Learning - Why does .unsqueeze(-1) magically work?

Getting the hang of PyTorch by doing a simple linear regression.

When I use my own “custom” linear regression formula, I get fine results without changing my y_tensor (from a numpy array).

When I use the built in PyTorch linear regression class, I have to pass “y_tensor = y_tensor.unsqueeze(-1)” other wise I get the error:

/usr/local/lib/python3.6/dist-packages/torch/nn/modules/loss.py:432: UserWarning: Using a target size (torch.Size([824])) that is different to the input size (torch.Size([824, 1])). This will likely lead to incorrect results due to broadcasting. Please ensure they have the same size.
  return F.mse_loss(input, target, reduction=self.reduction)

Code for not having to unsqueeze…

X_tensor = torch.from_numpy(X_train)
X_tensor = X_tensor.float()
y_tensor = torch.tensor(y_train.values,dtype=torch.float)

dep_vars = X_tensor.shape[1]

weights = torch.rand(dep_vars,requires_grad=True,dtype=torch.float)
bias = torch.rand(1,requires_grad=True,dtype=torch.float)

num_iterations = 1000
learning_rate = 0.1

def model(X): # Model function of the form y = w*X + b
    return torch.mv(X_tensor, weights) + bias 

loss_fn = torch.nn.MSELoss()  # Loss function MSE from PyTorch
# Optimizer using my weights and bias Tensor from PyTorch
optimizer = torch.optim.SGD([weights,bias],lr=learning_rate)  

for epoch in range(0,num_iterations): # Loop Through
    predicted = model(X_tensor)  # Compute predicted values
    loss = loss_fn(predicted, y_tensor) # Compute the loss
    if epoch % (num_iterations/10) == 0:
        print('loss at step ', ': ', loss)
    loss.backward() # Gradient of loss through backward propogation
    optimizer.step() # Optimizer update the weights
    optimizer.zero_grad() # Optimizer zero out the gradient for next step

print('weights: ', weights) # Print final weights and biases
print('bias: ', bias)

Code requiring unsqueeze…

X_tensor = torch.from_numpy(X_train)
X_tensor = X_tensor.float()
y_tensor = torch.tensor(y_train.values,dtype=torch.float)
y_tensor = y_tensor.unsqueeze(-1)

dep_vars = X_tensor.shape[1]

learning_rate = .1
num_iterations = 1000

model = torch.nn.Linear(dep_vars, 1, bias=True)
loss_fn = torch.nn.MSELoss()
optimizer = torch.optim.SGD(model.parameters(), lr = learning_rate)

for epoch in range(0,num_iterations):

    pred = model(X_tensor) # Make predictions of Linear Model
    loss = loss_fn(pred, y_tensor) # Calcualte Loss
    loss.backward() # Backward pass
    optimizer.step() # Update weights 
    optimizer.zero_grad() # Zero out gradient

    if epoch % (num_iterations / 10) == 0:
        print(f'{epoch} Loss: {loss}')

for param in model.parameters():
    print(param)

Any ideas?

There’s nothing magic about this.

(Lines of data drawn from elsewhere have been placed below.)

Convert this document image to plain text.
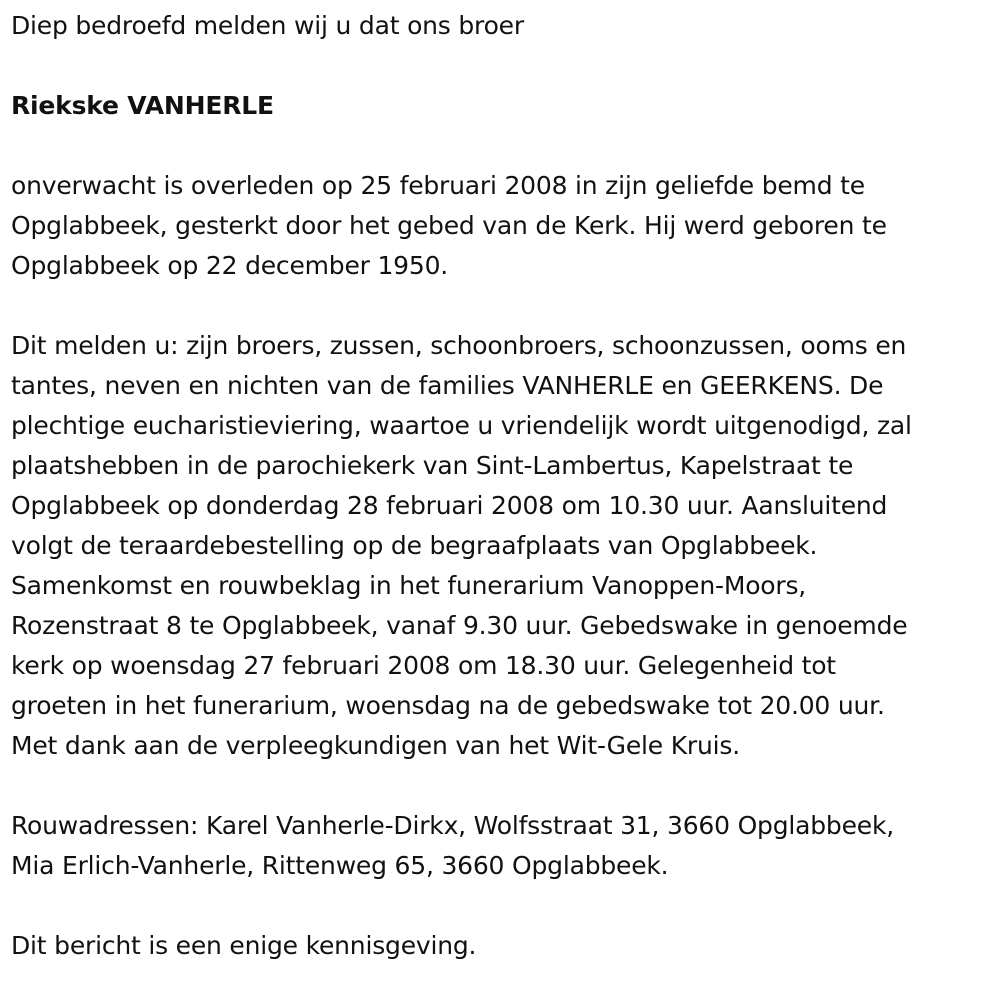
Diep bedroefd melden wij u dat ons broer

Riekske VANHERLE

onverwacht is overleden op 25 februari 2008 in zijn geliefde bemd te
Opglabbeek, gesterkt door het gebed van de Kerk. Hij werd geboren te
Opglabbeek op 22 december 1950.

Dit melden u: zijn broers, zussen, schoonbroers, schoonzussen, ooms en
tantes, neven en nichten van de families VANHERLE en GEERKENS. De
plechtige eucharistieviering, waartoe u vriendelijk wordt uitgenodigd, zal
plaatshebben in de parochiekerk van Sint-Lambertus, Kapelstraat te
Opglabbeek op donderdag 28 februari 2008 om 10.30 uur. Aansluitend
volgt de teraardebestelling op de begraafplaats van Opglabbeek.
Samenkomst en rouwbeklag in het funerarium Vanoppen-Moors,
Rozenstraat 8 te Opglabbeek, vanaf 9.30 uur. Gebedswake in genoemde
kerk op woensdag 27 februari 2008 om 18.30 uur. Gelegenheid tot
groeten in het funerarium, woensdag na de gebedswake tot 20.00 uur.
Met dank aan de verpleegkundigen van het Wit-Gele Kruis.

Rouwadressen: Karel Vanherle-Dirkx, Wolfsstraat 31, 3660 Opglabbeek,
Mia Erlich-Vanherle, Rittenweg 65, 3660 Opglabbeek.

Dit bericht is een enige kennisgeving.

What you got is a warning and not an error. If you look at the documentation for MSELoss it says the target should have the same shape as the input which is what the unsqueeze operation ensures by adding an extra dimension. Hope this helps.

Ok - so thanks for writing that out, it helps.

Basically my model is specified output as [y,1] (pred here) so I have to specify the other input to the loss function also as a [y,1] instead of just [y].

Is that a fair explanation?

Yes. And vice versa too. If your targets are shaped [y], you shape the output from the model as [y].